Nachdem auch dem Gesetzgeber angesichts der genauso schwungvoll angekündigten wie abgeblockten Einführung der elektronischen Gesundheitskarte der "Kragen geplatzt" ist und nunmehr jede Krankenkasse sanktionsbewehrt gezwungen wird, bis Ende 2011 die Karte für mindestens 10% ihrer Versicherten einzuführen, steht dem bisherigen finanziellen Aufwand wenigstens etwas gegenüber. Ob damit außer bei den Herstellern der Karten und Kartentechnologie etwa die Versicherten oder andere Akteure im Gesundheitswesen einen Nutzen haben, also das wesentliche gesundheitspolitische Ziel erreicht wird, bleibt trotz aller Entschlossenheit völlig offen. Angesichts der mit der Anordnung erlaubten völlig abgespeckten Startversion und der vielen technisch und datenschutzrechtlich ungeklärten Fragen aus den Testläufen, ist aber zunächst mit einem Null-Nutzen zu rechnen.

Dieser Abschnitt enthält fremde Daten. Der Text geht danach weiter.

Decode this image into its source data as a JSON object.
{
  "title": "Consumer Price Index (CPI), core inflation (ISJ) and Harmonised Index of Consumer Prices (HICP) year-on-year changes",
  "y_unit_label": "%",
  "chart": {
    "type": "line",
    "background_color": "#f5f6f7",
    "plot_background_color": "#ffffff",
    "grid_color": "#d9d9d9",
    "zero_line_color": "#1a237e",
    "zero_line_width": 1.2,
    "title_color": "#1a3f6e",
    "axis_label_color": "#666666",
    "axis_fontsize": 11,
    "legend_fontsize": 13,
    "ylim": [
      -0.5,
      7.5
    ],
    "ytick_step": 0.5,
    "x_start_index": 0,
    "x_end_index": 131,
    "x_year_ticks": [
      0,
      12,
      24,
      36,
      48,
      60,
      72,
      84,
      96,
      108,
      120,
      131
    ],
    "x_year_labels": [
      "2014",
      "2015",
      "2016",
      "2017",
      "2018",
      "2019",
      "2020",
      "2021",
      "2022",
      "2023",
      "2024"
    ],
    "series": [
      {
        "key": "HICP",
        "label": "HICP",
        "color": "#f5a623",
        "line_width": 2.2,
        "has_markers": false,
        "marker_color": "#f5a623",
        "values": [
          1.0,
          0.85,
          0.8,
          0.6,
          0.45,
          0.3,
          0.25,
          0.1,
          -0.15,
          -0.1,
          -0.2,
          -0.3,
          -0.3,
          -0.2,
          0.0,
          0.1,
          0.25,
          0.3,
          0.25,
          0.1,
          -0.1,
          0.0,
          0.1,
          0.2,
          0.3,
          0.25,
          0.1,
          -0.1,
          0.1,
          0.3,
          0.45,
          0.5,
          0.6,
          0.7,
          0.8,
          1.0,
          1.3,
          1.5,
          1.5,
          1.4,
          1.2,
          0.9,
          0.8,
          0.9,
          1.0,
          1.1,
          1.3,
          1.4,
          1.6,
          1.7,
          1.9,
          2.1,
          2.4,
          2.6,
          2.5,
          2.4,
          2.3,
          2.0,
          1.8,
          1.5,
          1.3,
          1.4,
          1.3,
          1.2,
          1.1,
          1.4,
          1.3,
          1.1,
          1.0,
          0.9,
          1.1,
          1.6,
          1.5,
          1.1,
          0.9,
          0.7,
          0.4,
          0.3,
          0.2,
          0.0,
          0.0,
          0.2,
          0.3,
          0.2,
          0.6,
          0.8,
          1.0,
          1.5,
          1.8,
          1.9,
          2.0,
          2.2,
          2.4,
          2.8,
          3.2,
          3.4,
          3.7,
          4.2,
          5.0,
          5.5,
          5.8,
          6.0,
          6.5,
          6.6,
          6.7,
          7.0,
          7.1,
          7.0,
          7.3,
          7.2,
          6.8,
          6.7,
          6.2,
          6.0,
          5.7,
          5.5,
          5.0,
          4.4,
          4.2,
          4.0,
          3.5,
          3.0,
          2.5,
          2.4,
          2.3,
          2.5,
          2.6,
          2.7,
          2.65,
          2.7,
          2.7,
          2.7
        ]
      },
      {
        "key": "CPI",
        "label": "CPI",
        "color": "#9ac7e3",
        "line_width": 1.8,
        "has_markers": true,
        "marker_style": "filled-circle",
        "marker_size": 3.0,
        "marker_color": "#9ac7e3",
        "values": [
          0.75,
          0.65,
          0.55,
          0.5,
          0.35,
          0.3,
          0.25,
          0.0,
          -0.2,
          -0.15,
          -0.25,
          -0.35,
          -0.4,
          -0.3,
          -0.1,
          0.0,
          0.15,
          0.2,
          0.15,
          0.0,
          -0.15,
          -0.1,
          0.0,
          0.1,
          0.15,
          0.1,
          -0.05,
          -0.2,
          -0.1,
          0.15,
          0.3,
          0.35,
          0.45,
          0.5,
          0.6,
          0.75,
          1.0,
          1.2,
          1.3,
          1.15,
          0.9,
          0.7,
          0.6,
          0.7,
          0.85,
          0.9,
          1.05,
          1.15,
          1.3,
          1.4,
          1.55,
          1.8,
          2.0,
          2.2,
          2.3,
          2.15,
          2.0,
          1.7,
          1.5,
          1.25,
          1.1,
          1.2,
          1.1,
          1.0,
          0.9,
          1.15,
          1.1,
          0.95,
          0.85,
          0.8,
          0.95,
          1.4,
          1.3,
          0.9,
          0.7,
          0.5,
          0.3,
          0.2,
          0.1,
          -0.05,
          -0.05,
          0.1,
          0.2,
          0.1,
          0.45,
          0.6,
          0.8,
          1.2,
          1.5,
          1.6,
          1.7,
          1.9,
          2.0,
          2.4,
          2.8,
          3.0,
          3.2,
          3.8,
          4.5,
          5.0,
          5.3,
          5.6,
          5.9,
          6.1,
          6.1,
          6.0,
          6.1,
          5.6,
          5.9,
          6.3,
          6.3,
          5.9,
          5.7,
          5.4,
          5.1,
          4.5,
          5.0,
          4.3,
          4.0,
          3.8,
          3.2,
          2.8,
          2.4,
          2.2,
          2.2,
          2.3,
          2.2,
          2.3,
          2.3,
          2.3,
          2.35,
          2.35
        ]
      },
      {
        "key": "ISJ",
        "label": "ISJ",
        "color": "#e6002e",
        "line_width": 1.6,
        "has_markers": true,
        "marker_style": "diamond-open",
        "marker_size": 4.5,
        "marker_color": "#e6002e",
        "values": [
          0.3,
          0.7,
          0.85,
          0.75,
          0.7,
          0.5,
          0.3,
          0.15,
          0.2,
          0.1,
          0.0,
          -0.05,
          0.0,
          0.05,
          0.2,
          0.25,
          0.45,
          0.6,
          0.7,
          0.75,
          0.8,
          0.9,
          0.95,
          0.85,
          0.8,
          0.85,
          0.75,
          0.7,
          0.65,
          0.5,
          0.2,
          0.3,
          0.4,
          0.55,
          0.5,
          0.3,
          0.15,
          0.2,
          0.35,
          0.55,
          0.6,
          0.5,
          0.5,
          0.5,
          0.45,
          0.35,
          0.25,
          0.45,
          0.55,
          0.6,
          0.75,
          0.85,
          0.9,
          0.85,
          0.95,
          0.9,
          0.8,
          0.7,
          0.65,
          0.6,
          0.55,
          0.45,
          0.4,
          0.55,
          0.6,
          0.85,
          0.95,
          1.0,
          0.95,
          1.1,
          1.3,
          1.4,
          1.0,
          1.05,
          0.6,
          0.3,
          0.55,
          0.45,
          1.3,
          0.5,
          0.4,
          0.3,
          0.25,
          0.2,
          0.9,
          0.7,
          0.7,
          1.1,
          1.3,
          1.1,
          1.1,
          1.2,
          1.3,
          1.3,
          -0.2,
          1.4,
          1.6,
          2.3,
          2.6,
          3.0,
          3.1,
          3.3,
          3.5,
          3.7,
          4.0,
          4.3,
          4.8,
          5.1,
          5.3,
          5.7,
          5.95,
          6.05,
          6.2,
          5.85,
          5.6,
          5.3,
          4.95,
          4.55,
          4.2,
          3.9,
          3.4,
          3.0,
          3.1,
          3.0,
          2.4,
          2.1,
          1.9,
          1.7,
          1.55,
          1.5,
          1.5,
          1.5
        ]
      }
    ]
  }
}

Die Schätzungen zu den Kosten allein der elektronischen Gesundheitskarte schwankten zwischen 1,4 Mrd. und 13,6 Mrd. Euro und erreichen damit bei einem geringeren Leistungsumfang fast schon britisches Niveau.

Umgekehrt sollten die britischen Erfahrungen Grund genug sein, den auch hierzulande von Industrie- und "Gematik"-Vertreter verbreiteten üppigen Versprechen von Kosten- und Gesundheitswirkungen und Performance mit Skepsis zu begegnen oder sie sehr kritisch zu bewerten. Dies gilt besonders dann, wenn für viele Tools der E-Healthsysteme kein seriöser Nutzennachweis vorliegt oder sogar mehr Studien existieren, die vergeblich nach zusätzlichem Nutzen suchten.

Der komplette 46-seitige Report The National Programme for IT in the NHS: an update on the delivery of detailed care records systems ist komplett kostenlos erhältlich.